2. Suppose there are two actions for the gambler in each round. The first action is to stop and take home the current earnings, and the second action is to continue flipping. Formulate this problem as an infinite horizon discounted MDP with discount factor \(\alpha <1\). Write down the Q-values, and the associated Bellman equation.

3. For the MDP in the part above, specify the update rule of the Q-learning algorithm, using the following template: \[Q_{t+1}(i) = (1-\beta_t) Q_t(i) + \beta_t(HQ_t(i) + w_t(i)).\]

4. Let \(\xi\) denote the stationary distribution obtain in the first part above, and let \(\left\| \cdot \right\|_\xi\) denote the weighted \(\ell_2\) norm using the stationary distribution \(\xi\). Show that the mapping \(HQ\) underlying the Q-learning algorithm is a contraction w.r.t. \(\left\| \cdot \right\|_\xi\), i.e., \[\left\| HQ - HQ'\right\|_\xi \le \alpha \left\| Q-Q'\right\|_\xi.\]

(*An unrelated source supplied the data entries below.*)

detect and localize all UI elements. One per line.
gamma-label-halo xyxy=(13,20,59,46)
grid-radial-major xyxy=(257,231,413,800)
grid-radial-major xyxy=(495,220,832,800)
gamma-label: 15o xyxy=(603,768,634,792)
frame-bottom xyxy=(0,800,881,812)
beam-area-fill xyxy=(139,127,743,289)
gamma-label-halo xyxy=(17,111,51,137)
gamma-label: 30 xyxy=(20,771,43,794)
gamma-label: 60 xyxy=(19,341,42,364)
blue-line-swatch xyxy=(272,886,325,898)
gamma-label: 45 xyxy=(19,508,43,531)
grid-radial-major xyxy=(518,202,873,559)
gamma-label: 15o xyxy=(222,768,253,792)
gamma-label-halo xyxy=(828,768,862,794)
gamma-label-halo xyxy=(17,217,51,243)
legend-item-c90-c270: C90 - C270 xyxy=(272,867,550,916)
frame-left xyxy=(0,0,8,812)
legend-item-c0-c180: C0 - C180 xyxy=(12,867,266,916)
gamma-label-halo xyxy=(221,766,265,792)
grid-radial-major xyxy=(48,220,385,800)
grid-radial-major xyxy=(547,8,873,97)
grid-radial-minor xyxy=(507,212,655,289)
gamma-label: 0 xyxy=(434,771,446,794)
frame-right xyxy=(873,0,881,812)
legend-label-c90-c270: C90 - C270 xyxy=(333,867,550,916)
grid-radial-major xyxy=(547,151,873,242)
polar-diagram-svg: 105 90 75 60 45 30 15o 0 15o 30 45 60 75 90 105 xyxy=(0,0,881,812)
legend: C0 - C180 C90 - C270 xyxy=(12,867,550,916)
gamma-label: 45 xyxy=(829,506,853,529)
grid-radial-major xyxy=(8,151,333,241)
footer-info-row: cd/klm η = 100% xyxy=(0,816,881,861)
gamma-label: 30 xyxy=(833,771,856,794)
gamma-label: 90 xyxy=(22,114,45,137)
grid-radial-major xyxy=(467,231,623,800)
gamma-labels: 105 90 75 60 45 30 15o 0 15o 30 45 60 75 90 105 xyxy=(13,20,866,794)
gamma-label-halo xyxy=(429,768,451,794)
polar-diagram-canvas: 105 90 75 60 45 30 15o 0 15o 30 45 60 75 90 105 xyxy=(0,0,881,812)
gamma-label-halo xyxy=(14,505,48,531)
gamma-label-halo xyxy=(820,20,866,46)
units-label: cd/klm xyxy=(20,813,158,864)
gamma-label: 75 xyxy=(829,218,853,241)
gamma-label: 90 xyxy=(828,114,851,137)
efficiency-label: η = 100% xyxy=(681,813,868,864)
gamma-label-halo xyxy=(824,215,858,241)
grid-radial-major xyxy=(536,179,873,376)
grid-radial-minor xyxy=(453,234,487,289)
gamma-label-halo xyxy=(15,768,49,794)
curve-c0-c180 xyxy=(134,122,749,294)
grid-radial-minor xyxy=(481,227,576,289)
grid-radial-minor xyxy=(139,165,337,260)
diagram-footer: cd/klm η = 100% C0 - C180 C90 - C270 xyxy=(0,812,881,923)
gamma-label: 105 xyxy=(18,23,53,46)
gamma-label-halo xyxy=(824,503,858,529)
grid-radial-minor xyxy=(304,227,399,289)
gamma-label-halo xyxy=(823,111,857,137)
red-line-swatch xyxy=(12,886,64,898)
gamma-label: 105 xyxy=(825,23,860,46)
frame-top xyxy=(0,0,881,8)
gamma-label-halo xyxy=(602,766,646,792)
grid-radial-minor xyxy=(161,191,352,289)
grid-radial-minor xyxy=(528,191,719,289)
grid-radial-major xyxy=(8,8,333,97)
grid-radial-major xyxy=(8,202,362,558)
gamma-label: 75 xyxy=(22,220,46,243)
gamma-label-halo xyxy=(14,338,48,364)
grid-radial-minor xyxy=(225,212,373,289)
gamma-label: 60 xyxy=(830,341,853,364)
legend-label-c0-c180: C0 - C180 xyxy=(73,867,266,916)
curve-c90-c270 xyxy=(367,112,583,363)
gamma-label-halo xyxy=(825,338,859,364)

Exercise 5.2 Consider the problem of Monte Carlo policy evaluation in the context of a stochastic shortest path (SSP) problem. Fix a proper policy \(\pi\), and obtain \(l\) MDP trajectories using this policy. Use the every visit variant for policy evaluation, i.e., for a given state \(i\), the estimate \(\tilde J_l(i)\) of the expected cost \(J_\pi(i)\) is formed by averaging the cost samples \(\{\hat J(i,m,k), m=1,\ldots,n_k, k=1,\ldots,l \}\). Here \(n_k\) is the number of visits to state \(i\) in trajectory \(k\), for \(k=1,\ldots,l\) and \(\hat J(i,m,k)\) is sum total of the costs starting from the \(m\)th visit point until the end of the trajectory.

Answer the following:

1. Is \(\tilde J_l(i)\) an unbiased estimate of \(J_\pi(i)\)? Justify your answer.

2. Prove a result in the spirit of the strong law, i.e., \[\tilde J_l(i) \rightarrow J_\pi(i) \textrm{ a.s. as } l \rightarrow \infty.\]

5.12 Notes

TD learning was proposed by Sutton (1988), while a detailed convergence analysis came later. The presentation of TD and Q-learning variants here is based on Chapter 5 of Bertsekas and Tsitsiklis (1996). The reader is also referred to Sutton and Barto (1998) for an understanding of these algorithms.

Bertsekas, D. and Tsitsiklis, J. 1996. Neuro-dynamic programming. Athena Scientific.

Sutton, R. and Barto, A. 1998. Reinforcement learning: An introduction. MIT Press.

Sutton, R.S. 1988. Learning to predict by the methods of temporal differences. Machine Learning 3, 1, 9–44.